HESI LPN
Fundamentals of Nursing HESI
1. When should discharge planning for a patient admitted to the neurological unit with a diagnosis of stroke begin?
- A. At the time of admission
- B. The day before the patient is to be discharged
- C. When outpatient therapy is no longer needed
- D. As soon as the patient's discharge destination is known
Correct answer: A
Rationale: Discharge planning for a patient admitted to the neurological unit with a stroke diagnosis should begin at the time of admission. Initiating discharge planning early allows for a comprehensive assessment of the patient's needs, enables better coordination of care, and ensures a smooth transition from the hospital to the next level of care. Option B is incorrect because waiting until the day before discharge does not provide enough time for adequate planning. Option C is incorrect because waiting until outpatient therapy is no longer needed delays the planning process. Option D is incorrect because waiting until the discharge destination is known may result in rushed planning and inadequate preparation for the patient's needs.

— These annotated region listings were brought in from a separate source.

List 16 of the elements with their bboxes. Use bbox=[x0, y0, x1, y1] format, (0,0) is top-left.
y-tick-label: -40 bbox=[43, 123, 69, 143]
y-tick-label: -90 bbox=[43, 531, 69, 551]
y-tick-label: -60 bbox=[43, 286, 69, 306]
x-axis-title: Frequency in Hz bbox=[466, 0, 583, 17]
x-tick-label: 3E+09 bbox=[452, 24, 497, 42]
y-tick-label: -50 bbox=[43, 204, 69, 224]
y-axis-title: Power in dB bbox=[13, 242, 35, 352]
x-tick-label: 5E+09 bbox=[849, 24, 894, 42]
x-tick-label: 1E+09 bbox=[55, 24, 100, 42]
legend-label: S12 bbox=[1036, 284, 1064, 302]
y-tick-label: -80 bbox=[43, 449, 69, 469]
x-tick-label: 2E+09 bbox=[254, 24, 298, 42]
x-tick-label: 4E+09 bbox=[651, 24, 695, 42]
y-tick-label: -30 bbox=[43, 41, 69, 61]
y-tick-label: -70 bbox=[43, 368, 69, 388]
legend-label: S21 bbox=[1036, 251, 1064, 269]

2. An adult client is found to be unresponsive during morning rounds. After checking for responsiveness and calling for help, what should the nurse do next?
- A. Check the carotid pulse
- B. Deliver 5 abdominal thrusts
- C. Give 2 rescue breaths
- D. Open the client's airway
Correct answer: D
Rationale: After confirming unresponsiveness and calling for help, the next step in basic life support is to open the client's airway. This ensures that the airway is clear and allows for effective ventilation. Checking the carotid pulse is not necessary at this stage as airway management takes precedence. Delivering abdominal thrusts is not indicated for an unresponsive client as it is for conscious choking individuals. Giving rescue breaths should only be done after ensuring the airway is open to allow for effective ventilation.
3. A client is admitted for evaluation and control of HTN. Several hours after the client's admission, the nurse discovers the client supine on the floor, unresponsive to verbal or painful stimuli. The nurse's first reaction at this time is to:
- A. Establish an airway
- B. Call for assistance
- C. Check the client's pulse and blood pressure
- D. Perform CPR
Correct answer: A
Rationale: In a situation where a client is found unresponsive on the floor, the nurse's first priority is to establish an airway. This is crucial to ensure that the client can breathe adequately and receive oxygen. Without a patent airway, the client's oxygenation and ventilation may be compromised, leading to serious consequences. Calling for assistance is important, but establishing an airway takes precedence as it directly impacts the client's ability to breathe. Checking the client's pulse and blood pressure can be done after ensuring a clear airway. Performing CPR is not the immediate action needed unless the client's breathing and pulse are absent after the airway has been secured.
4. A healthcare professional is explaining the use of written consent forms to a newly-licensed healthcare professional. The healthcare professional should ensure that a written consent form has been signed by which of the following clients?
- A. A client who has a prescription for a transfusion of packed red blood cells.
- B. A client who is scheduled for a routine physical examination.
- C. A client who is undergoing a minor surgical procedure without anesthesia.
- D. A client who has been prescribed a new medication.
Correct answer: A
Rationale: Correct! Written consent is required for procedures that carry significant risks, such as blood transfusions, to ensure the client’s informed consent and understanding of the procedure. In this case, a transfusion of packed red blood cells is an invasive procedure that carries risks, making it essential to have the client's written consent. Choices B, C, and D do not typically require written consent as routine physical examinations, minor surgical procedures without anesthesia, and new medication prescriptions do not carry the same level of risk and complexity as a blood transfusion.
5. A nurse at a screening clinic is assessing a client who reports a history of a heart murmur related to aortic valve stenosis. At which of the following anatomical areas should the nurse place the stethoscope to auscultate the aortic valve?
- A. Second intercostal space to the right of the sternum
- B. Fifth intercostal space at the midclavicular line
- C. Left sternal border
- D. Fifth intercostal space at the anterior axillary line
Correct answer: B
Rationale: The correct placement to auscultate the aortic valve is at the second intercostal space to the right of the sternum, which coincides with the aortic area. The choice stating 'Fifth intercostal space at the midclavicular line' is the correct answer for auscultating the aortic valve. Placing the stethoscope at the left sternal border would be more suitable for listening to the tricuspid valve. The fifth intercostal space at the anterior axillary line is the recommended area for auscultating the mitral valve. Therefore, choice B is the correct answer for assessing the aortic valve in a client with a history of a heart murmur related to aortic valve stenosis.